In June 2012 the Port of Pittsburgh Commission announced its plans to build a local wireless network for the waterways. Named WirelessWaterways, the original project, which was financed with $1.3 million in grant funding from the federal Port Security Grant and Port of Pittsburgh Commission funds, is a standalone model. However, it is being closely monitored as a national model moving forward. The opportunity to exchange data among barges carrying freight, port operators, government agencies and others has the potential to significantly enhance operational efficiencies for these operators and provide public safety organizations the means to improve response and recovery and assist in more cooperative detection among public and commercial entities.

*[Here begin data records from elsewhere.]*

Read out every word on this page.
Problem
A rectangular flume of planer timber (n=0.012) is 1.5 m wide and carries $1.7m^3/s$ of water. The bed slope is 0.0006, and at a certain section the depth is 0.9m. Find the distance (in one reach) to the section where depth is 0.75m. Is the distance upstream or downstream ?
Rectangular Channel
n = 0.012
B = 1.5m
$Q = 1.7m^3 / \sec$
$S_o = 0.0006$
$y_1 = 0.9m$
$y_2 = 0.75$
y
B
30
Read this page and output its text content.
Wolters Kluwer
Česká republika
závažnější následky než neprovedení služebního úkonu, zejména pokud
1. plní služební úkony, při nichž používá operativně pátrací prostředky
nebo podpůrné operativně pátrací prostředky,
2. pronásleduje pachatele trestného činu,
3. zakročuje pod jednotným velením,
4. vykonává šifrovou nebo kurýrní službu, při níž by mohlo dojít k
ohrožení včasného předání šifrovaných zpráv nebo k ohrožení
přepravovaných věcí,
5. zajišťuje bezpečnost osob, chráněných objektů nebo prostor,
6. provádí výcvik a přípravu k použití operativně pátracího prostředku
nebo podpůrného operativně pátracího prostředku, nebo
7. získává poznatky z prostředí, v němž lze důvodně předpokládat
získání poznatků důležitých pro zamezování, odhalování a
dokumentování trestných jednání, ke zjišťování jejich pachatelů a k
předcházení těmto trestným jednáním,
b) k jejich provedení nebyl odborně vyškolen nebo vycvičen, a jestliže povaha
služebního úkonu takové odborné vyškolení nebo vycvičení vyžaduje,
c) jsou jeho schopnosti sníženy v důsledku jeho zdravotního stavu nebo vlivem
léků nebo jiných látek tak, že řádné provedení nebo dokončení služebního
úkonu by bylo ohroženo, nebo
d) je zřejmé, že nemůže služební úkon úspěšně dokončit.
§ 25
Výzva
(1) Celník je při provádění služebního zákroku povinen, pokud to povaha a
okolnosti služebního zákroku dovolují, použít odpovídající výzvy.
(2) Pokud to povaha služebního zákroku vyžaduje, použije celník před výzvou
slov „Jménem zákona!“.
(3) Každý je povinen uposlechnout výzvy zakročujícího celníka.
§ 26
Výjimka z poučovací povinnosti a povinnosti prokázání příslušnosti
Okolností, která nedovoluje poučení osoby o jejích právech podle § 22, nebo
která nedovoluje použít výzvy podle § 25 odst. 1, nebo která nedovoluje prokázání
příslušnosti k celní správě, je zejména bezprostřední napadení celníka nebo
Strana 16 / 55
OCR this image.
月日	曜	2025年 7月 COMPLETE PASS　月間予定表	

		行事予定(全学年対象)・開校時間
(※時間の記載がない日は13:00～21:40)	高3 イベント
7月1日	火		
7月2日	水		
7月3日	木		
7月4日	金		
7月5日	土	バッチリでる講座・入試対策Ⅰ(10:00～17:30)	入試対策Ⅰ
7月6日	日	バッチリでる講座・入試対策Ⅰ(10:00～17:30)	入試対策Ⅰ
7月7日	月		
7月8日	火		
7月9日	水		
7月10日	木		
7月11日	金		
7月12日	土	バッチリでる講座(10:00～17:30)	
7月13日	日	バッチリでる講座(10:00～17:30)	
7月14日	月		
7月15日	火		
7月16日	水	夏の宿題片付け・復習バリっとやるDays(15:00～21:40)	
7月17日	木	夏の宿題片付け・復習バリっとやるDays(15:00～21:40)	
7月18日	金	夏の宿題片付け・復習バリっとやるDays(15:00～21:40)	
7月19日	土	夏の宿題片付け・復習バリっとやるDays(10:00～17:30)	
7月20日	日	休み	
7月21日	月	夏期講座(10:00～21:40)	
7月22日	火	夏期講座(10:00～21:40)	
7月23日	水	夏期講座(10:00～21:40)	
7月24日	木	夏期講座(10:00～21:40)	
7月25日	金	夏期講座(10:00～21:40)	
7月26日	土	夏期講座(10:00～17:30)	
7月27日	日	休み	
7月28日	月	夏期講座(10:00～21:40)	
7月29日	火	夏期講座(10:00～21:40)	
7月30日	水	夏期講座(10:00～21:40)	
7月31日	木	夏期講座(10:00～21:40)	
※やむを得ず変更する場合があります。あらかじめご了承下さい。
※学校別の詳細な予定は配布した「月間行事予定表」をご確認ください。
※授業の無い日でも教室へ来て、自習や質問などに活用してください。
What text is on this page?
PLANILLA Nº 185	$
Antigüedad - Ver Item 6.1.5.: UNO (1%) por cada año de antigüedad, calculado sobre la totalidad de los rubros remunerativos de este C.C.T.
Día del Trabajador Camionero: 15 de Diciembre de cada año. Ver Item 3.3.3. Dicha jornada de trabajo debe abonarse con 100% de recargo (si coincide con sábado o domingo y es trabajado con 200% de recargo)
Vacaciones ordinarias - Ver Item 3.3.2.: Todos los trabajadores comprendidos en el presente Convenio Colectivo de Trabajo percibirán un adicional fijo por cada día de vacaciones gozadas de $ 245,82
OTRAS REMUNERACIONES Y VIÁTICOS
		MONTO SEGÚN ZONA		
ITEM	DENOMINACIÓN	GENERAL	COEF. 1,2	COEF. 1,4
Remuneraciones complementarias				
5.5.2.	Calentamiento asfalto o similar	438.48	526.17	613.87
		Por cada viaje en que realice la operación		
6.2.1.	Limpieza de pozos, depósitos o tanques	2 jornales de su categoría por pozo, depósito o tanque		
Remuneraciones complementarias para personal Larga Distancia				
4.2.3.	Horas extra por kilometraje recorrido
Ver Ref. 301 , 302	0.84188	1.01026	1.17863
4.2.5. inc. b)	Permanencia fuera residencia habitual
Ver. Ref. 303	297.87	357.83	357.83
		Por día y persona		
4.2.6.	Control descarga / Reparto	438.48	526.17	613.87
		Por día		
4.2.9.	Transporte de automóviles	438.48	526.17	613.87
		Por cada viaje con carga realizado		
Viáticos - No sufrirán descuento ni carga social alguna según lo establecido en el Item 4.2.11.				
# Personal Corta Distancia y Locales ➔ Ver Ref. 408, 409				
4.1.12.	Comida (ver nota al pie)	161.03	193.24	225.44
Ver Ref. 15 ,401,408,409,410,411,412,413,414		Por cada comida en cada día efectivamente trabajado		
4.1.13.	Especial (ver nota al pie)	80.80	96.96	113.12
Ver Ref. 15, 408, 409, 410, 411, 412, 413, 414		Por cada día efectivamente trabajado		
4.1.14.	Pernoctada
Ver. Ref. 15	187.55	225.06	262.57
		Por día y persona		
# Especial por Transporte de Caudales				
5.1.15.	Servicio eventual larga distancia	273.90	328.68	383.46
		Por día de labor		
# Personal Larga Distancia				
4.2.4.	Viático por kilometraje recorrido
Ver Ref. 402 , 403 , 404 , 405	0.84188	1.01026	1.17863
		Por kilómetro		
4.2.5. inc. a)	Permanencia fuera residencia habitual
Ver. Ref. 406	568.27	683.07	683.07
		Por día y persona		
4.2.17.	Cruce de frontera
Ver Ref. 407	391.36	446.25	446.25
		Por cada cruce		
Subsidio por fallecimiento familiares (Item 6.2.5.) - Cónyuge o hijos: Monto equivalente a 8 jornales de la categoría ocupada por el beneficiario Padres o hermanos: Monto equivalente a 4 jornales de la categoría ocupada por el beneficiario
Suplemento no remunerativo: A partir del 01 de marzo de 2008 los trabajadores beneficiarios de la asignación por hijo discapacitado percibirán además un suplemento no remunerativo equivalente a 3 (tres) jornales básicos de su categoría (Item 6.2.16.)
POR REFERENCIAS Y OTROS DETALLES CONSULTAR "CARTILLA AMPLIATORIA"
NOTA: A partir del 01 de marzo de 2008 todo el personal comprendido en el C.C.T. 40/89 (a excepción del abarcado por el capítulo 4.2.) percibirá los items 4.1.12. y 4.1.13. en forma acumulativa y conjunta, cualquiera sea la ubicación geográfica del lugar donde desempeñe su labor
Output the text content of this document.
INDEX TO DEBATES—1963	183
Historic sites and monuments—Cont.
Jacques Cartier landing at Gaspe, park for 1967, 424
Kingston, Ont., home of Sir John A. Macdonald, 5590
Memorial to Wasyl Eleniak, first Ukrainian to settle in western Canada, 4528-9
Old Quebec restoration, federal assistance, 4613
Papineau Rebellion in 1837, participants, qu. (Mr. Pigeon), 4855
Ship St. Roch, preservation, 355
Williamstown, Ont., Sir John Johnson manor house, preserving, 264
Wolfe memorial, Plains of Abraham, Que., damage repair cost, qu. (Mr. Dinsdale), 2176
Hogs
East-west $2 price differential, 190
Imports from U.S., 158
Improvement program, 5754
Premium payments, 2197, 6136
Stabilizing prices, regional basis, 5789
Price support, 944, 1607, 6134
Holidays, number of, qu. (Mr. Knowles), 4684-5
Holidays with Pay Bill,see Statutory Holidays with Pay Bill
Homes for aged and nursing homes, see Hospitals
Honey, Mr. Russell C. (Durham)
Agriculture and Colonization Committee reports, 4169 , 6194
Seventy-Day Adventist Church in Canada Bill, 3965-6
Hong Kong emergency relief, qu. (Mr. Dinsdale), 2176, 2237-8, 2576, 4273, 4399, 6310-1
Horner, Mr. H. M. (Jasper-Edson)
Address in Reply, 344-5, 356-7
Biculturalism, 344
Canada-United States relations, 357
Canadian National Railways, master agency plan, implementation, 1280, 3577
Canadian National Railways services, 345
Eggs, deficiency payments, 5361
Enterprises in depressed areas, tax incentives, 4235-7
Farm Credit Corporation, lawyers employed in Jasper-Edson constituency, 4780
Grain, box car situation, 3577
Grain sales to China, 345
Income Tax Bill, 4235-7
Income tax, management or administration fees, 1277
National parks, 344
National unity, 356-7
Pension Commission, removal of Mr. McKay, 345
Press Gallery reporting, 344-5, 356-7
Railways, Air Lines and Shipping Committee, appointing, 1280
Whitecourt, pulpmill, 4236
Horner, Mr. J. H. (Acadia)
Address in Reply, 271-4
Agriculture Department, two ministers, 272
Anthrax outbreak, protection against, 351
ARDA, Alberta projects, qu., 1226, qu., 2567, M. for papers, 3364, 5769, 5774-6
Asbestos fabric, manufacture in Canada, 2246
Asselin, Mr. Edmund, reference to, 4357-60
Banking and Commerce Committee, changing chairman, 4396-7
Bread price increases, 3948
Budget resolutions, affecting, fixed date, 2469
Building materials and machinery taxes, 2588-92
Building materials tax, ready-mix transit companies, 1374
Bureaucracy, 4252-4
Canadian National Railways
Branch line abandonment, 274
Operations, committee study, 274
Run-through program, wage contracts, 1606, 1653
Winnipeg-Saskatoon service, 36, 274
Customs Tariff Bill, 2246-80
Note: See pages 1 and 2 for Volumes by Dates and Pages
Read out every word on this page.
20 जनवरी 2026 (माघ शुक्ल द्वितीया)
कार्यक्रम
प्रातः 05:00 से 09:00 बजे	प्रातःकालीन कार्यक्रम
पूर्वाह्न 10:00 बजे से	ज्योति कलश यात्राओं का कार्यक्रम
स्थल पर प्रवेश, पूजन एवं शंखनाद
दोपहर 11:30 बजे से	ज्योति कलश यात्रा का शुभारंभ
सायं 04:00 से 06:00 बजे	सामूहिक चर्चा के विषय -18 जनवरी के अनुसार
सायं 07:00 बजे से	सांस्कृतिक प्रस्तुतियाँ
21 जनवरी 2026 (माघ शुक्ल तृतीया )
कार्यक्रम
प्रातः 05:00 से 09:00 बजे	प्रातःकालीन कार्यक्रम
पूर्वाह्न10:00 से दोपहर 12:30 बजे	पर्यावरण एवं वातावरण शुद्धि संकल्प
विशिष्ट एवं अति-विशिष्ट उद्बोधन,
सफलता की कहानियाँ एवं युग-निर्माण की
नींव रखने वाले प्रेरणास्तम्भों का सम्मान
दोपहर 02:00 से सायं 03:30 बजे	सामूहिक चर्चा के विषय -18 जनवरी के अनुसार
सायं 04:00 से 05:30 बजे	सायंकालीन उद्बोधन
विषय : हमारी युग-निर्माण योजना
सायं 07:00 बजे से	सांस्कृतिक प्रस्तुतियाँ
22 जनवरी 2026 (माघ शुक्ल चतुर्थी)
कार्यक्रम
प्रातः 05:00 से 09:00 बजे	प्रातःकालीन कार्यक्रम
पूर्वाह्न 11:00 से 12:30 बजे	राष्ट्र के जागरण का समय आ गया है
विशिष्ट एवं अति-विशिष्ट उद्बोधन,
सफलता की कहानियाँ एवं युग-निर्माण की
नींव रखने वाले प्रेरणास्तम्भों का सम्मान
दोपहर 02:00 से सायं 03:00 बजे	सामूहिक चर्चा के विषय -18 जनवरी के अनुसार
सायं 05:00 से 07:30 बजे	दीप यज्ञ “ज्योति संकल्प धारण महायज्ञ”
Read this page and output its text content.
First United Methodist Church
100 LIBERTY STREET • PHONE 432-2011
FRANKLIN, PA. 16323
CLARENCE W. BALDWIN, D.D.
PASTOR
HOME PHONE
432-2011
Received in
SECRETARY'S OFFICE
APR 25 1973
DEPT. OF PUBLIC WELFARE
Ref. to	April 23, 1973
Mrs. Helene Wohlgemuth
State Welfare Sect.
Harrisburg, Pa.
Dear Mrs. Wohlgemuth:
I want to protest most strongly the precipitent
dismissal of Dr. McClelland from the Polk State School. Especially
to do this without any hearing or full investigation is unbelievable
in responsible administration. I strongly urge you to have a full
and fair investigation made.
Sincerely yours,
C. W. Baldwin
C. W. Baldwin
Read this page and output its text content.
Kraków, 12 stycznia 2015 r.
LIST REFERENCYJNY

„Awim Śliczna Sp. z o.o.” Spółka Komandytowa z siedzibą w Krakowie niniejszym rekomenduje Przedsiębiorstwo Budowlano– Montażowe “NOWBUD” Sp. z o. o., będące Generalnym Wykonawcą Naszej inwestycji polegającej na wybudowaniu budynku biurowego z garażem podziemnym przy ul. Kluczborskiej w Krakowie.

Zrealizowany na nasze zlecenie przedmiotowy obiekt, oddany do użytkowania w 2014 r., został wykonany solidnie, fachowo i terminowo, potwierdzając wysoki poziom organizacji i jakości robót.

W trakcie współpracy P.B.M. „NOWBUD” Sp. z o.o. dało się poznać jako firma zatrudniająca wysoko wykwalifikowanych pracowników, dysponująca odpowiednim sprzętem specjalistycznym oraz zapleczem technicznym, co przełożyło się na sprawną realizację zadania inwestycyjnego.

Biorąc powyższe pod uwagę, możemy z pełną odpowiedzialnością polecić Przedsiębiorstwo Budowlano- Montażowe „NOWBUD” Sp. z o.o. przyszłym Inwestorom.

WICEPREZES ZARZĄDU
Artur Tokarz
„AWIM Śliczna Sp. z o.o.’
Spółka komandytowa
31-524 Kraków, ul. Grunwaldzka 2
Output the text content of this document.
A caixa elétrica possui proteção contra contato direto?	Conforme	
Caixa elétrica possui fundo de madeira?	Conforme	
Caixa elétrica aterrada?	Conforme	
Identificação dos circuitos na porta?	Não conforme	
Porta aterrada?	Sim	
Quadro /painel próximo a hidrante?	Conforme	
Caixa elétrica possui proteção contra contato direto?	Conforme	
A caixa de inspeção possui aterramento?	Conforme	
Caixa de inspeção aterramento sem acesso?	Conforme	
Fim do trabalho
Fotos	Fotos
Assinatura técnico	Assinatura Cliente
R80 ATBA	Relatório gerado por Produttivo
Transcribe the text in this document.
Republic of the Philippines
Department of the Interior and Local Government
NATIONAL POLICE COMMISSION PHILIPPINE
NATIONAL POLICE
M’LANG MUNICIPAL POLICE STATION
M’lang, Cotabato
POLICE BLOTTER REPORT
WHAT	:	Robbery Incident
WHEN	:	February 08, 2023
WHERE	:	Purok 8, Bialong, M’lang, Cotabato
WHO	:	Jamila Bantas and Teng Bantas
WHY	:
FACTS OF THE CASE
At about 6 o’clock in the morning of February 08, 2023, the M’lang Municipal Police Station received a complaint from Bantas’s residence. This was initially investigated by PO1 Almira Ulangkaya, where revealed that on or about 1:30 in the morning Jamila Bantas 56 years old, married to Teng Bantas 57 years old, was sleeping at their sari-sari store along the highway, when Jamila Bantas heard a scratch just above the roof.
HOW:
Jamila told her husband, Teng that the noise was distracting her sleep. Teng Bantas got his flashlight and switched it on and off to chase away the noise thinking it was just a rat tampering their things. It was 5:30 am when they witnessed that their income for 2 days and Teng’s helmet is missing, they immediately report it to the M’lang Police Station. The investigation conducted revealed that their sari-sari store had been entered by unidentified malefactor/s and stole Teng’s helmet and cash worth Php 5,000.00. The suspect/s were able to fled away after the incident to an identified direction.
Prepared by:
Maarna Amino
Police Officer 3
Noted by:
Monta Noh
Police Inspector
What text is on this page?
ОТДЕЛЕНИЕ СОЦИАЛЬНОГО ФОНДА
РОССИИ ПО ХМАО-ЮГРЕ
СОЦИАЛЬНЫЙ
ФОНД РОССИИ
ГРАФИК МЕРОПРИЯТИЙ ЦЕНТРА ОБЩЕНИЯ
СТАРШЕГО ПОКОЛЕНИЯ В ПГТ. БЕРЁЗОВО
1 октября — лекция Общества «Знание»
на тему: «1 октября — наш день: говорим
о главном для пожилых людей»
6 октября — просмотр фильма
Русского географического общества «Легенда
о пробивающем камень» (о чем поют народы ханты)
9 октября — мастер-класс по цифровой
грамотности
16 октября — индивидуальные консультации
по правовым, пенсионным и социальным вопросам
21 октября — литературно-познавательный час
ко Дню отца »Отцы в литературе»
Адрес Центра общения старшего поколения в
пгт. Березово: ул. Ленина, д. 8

According to recent research conducted by VDC Research, the ability for transportation and logistics organizations - such as barge operators - to enhance real time decision making is one of the primary investment drivers for mobile and wireless solutions. Moreover, public safety organizations are citing situational awareness and communication interoperability as key gaps in their solutions and investment priorities moving forward. With greater need for real time data to support no only ones own operations but also provide greater end to end visibility for customers across the logistics and supply chain are real pressures, however, this segment of the market has typically been behind the curve in technology adoption. While the need was acute, the availability of a solution that provided a reliable and affordable option to send large amounts of data while barges were traveling on the water was missing.
Existing cellular service coverage is typically spotty along the rivers and using these networks to transmit large files such as navigational charts and marine safety manuals is inefficient and expensive. The solution is a wireless hybrid solution that combines WiFi, leased lines from cable companies, microwave and other bandwidths. While the service will at first be free to users, there will be a service fee rolled out to make it self sustainable. The solution will initially cover 40 river miles with the plan to expand to 150 miles. The primary users of the network will be barge towing companies, riverbed operators, first responders, environmental specialists and academic researchers, sewage authorities in addition to recreational waterway users.
The application opportunities are numerous, ranging from vessel visibility and tracking, navigation safety, barge crew communications, efficient management of river locks, among others. What is unique about the solution is that it will integrate various government and private data sources into one easy to use Google Maps-based interface. This type of situational awareness mash-up represents some of the more forward thinking innovation addressing real world issues while leveraging existing and available commercial technologies. It will be interesting to track the success and adoption of WirelessWaterways as we anticipate the rollout of other similar projects.